# Observed angular velocity

1. Jul 29, 2011

1. The problem statement, all variables and given/known data
Determine the observed angular velocity from the origin of the reference frame for an object shown in the figure. The observed angular velocity is defined as the rate with which the observed direction on the object (measured in radians) changes in time.

Hint: The observed angular velocity is the ratio $\omega_0 = \Delta \varphi_0 / \Delta t$, where $\Delta t = t_2 - t_1$ and $\Delta \varphi_0 = \varphi_0(t_1^*) - \varphi_0(t_2^*)$ is the change of the angle $\varphi$, the polar angle which the star position had at times $t_1^*$ and $t_2^*$. These are the times when the light detected by the observer at $t_1$ and $t_2$ was emitted. The object is located at $(x_1, y_1)$ at time $t_1^*$ and it is located at $(x_2, y_2)$ at time $t_2^*$. However, $t_1$ and $t_2$,the observation times at the origin for these two events, are different from $t_1^*$ and $t_2^*$ because light takes a certain time to propagate from the object to the origin of the coordinate system.

2. Relevant equations
$\omega = \Delta \varphi_0 / \Delta t$
$\omega = \frac{|\vec{v}|sin(\theta)}{|\vec{r}|}$ (alternative formula for angluar velocity)

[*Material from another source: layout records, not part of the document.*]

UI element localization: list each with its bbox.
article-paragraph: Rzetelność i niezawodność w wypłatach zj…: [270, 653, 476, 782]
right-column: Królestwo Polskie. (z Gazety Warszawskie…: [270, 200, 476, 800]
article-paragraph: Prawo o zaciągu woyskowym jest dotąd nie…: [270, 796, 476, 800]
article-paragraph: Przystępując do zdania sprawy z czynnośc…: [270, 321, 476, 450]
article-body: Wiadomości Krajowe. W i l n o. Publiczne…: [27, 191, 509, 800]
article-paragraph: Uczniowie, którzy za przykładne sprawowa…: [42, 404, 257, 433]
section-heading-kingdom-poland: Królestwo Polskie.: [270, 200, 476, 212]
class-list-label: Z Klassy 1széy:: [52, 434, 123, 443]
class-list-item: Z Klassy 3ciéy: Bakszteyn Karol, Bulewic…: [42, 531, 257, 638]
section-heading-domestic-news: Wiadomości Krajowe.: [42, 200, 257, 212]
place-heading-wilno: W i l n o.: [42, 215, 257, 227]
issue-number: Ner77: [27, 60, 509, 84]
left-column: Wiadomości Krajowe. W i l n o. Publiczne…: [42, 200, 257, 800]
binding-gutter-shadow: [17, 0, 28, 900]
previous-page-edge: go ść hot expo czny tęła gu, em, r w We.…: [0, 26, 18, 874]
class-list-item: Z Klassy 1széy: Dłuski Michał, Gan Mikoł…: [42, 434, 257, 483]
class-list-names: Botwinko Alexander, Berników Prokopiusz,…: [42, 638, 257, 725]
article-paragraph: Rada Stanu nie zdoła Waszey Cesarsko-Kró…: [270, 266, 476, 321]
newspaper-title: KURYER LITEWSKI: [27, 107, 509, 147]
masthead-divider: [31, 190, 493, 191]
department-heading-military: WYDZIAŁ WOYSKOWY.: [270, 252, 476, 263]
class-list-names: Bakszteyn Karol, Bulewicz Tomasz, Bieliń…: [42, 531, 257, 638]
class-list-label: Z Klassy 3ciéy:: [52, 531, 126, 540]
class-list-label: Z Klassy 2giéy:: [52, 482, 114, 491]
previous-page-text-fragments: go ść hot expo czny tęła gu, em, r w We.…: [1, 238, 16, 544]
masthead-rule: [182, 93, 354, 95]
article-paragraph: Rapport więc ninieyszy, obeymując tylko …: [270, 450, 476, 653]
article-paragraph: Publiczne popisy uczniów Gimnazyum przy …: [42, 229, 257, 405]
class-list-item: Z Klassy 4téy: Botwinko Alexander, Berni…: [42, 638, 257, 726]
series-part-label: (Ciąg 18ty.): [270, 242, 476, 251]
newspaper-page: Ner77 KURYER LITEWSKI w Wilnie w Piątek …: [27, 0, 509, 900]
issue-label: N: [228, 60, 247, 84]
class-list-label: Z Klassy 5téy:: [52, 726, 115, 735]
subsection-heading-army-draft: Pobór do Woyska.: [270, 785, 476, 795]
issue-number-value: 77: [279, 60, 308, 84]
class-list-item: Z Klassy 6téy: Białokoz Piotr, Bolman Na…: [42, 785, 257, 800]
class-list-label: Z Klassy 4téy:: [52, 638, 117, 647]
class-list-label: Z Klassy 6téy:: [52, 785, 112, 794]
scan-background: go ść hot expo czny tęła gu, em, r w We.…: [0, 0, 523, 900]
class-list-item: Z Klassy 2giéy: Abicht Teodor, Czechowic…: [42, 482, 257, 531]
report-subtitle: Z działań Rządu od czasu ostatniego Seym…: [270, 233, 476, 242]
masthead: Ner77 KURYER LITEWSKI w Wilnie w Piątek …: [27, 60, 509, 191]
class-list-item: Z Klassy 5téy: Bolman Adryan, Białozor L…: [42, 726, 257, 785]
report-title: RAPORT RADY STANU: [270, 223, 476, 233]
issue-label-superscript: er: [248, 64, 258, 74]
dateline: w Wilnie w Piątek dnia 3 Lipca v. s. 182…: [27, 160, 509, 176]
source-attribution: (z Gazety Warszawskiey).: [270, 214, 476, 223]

3. The attempt at a solution

Before I knew about the alternative formula for angular velocity, I tried solving this question like this:

$t_1 = d_1/c + t_1^*$, where $d_1 = \sqrt{x_1^2 + y_1^2}$ and
$t_2 = d_2/c + t_2^*$, where $d_2 = \sqrt{x_2^2 + y_2^2}$. Also $\varphi_0(t_1^*) = arctan(y_1/x_1)$ and $\varphi_0(t_2^*) = arctan(y_2/x_2)$, so that $\Delta \varphi_0 / \Delta t = \frac{arctan(y_1/x_1) - arctan(y_2/x_2)}{d_1/c + t_1^* - d_2/c - t_2^*}$.

I think that this is technically correct, but my lecturer said that this isn't what he wanted. He said that we should consider the angle $\Delta \varphi_0$ to be very small, and that this question could be solved using some basic geometry. I'm pretty bad at geometry so I can't see what I'm supposed to do, but I think it must involve the angle $\theta$ in the diagram and the alternative formula for angular velocity. Could anyone help?

Last edited: Jul 29, 2011
2. Jul 29, 2011

### davidj89

maybe expand out arctan (Taylor series) and see what happens? idk how that would make it prettier (only first approximation)

3. Jul 29, 2011

Well, as I say, I don't think that what I did at first is what they wanted. I think I have to use the formula given in the question, $\omega_0 = \Delta \varphi_0 / \Delta t$, as well as the geometry of the diagram to get a new expression for the angular velocity. The question doesn't say what kind of expression I'm supposed to get. Now that I think about, it may be that they want me to derive the other formula for angular velocity, i.e. $\omega = \frac{|\vec{v}|sin(\theta)}{|\vec{r}|}$, using the geometry of the diagram. I'm not quite sure how to do this though.